Workshop offers support for start-ups
Thursday, 18 April, 2002
Evisense, a Sydney University spin-off, holds the patents for some diagnostic devices that are potentially worth millions. The problem is that its inventor, Dr Richard Appleyard, doesn't have the finance to work on developing his technologies full-time.
Appleyard said a team of four was working on developing the skin tester, after he invented the device three years ago at Sydney University.
"I would love to be head of the research and development team which takes this core technology into expanding applications and to assist in developing the business model," he told Australian Biotechnology News.
For now, however, Appleyard is trying to keep a hand in the project while keeping up his day job - running the orthopaedics biomechanical laboratory at St George Hospital, in Sydney's south.
Since Evisense received a $100,000 COMET grant last year to assist in commercialising its products, Appleyard hopes that he can step into his dream job.

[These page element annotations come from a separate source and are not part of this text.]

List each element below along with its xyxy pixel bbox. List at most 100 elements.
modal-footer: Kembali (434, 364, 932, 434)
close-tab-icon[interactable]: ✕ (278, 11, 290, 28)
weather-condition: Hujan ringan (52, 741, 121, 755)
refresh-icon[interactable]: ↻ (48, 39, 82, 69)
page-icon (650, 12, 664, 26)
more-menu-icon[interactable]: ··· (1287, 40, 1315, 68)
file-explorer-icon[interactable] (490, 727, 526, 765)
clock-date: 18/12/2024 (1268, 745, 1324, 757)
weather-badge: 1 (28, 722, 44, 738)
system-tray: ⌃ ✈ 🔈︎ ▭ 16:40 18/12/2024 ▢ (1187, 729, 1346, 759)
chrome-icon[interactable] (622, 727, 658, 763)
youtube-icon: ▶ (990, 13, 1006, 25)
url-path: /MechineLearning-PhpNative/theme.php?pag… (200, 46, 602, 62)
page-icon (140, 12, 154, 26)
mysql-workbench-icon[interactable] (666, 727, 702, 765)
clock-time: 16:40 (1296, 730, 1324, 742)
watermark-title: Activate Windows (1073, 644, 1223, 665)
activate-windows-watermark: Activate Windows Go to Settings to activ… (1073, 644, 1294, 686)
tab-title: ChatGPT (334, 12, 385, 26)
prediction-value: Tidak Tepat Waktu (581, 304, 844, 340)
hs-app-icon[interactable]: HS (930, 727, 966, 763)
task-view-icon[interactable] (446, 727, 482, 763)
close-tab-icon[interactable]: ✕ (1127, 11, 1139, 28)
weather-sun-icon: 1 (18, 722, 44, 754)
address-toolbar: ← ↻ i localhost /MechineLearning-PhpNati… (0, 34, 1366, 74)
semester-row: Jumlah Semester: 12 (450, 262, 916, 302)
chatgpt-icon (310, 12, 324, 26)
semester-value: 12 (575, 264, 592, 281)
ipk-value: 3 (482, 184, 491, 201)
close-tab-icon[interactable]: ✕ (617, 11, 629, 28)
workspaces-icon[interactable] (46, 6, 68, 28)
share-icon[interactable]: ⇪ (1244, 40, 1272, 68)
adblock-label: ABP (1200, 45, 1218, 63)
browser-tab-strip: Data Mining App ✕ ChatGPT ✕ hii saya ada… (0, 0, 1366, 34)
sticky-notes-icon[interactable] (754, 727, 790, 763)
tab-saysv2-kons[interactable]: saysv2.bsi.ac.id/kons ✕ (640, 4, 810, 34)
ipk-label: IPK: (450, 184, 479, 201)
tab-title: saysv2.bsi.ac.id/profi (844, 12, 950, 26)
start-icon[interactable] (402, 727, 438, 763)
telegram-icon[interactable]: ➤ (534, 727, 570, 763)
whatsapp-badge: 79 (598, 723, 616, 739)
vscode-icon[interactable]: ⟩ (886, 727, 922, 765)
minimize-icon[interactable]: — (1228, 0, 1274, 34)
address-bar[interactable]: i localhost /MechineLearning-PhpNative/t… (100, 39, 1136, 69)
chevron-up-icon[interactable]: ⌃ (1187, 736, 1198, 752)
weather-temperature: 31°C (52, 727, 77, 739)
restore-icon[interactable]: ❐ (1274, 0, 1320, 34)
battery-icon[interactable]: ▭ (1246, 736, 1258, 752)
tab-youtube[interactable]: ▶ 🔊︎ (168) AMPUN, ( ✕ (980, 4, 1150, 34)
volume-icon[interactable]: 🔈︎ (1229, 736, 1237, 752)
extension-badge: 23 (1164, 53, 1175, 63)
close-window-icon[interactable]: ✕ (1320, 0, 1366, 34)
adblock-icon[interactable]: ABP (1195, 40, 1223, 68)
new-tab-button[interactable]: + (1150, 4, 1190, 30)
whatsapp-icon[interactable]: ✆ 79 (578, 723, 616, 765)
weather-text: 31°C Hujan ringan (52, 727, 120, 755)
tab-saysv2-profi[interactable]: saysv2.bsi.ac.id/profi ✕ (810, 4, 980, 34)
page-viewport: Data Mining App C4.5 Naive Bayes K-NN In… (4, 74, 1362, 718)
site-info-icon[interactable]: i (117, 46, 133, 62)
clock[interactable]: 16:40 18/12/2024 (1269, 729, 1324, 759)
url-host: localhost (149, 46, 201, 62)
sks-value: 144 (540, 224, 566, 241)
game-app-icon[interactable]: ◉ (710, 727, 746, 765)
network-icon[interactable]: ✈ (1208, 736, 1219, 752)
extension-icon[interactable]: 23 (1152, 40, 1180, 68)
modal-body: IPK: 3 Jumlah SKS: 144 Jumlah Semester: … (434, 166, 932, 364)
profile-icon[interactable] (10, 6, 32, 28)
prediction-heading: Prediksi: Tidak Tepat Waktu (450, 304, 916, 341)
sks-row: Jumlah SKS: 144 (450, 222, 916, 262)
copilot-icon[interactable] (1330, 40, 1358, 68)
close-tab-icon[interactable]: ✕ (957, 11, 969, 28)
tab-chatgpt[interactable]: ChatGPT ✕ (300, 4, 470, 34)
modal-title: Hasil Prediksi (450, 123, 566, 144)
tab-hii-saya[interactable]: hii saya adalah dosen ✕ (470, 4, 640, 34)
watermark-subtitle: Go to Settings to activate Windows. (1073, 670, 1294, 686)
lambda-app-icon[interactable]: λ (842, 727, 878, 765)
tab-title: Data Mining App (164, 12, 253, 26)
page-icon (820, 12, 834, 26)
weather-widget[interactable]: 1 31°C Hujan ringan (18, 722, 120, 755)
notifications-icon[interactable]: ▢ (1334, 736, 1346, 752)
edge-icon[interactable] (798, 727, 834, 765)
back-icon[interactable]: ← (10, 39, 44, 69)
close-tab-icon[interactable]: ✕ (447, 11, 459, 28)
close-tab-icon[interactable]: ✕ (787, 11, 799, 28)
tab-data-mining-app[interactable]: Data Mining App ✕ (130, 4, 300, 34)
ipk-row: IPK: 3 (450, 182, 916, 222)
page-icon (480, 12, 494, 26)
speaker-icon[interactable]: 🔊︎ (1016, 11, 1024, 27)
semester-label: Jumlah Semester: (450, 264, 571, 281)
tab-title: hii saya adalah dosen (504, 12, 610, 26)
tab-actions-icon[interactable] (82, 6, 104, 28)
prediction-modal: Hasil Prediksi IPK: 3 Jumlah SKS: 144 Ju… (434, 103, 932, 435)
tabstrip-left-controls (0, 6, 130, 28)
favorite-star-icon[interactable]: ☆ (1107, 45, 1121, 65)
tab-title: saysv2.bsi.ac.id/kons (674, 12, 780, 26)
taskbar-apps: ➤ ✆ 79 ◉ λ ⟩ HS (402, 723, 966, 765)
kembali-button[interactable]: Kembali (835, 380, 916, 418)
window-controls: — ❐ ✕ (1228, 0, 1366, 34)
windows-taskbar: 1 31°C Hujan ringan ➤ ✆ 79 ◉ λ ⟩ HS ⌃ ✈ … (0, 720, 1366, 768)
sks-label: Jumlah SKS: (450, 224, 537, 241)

This seems to be the plight of a number of entrepreneurial scientists who are attending Developing Your Bioproduct, an AusBiotech workshop series that made its debut last week in Sydney. To assist these novice entrepreneurs make the transition from science to business, those experienced in the industry are sharing their wisdom.
At the series' seminar, Novogen research director Prof Alan Husband, an academic who later in his career moved over to the private sector, revealed many of the pitfalls and risks involved in the process of taking a product from market research to market launch.
After successfully listing on the Australian stock market in 1994, his company has been developing its platform technology based on its isoflavenoid drug. Some drugs are already on the market available as over-the-counter pharmaceuticals, and others are in the pipeline. "It's amazing that one family of drugs, isoflavenoid, can be a target for so many aging diseases including cancer, cardiovascular, osteoporosis and inflammatory diseases," he said.
Novogen has two arms to its business: OTC pharmaceuticals and R&D arm. It also does clinical trials for anti-cancer drugs. It is worth $250 million and it's the fifth largest listed Australian biotechnology company today, according to the Deloittes index. Ausbiotech's Dr Shanny Dyer, coordinator of the workshop, said it was not just about getting money.
"Taking your product to market involves multi-disciplinary steps and a chain of events, and unless people know about these, financial backers will laugh at you when you ask them for finance," she said.
The series of lectures over the next six months will be held at the Australian Technology Park including talks from the finance experts and those in the biotechnology industry.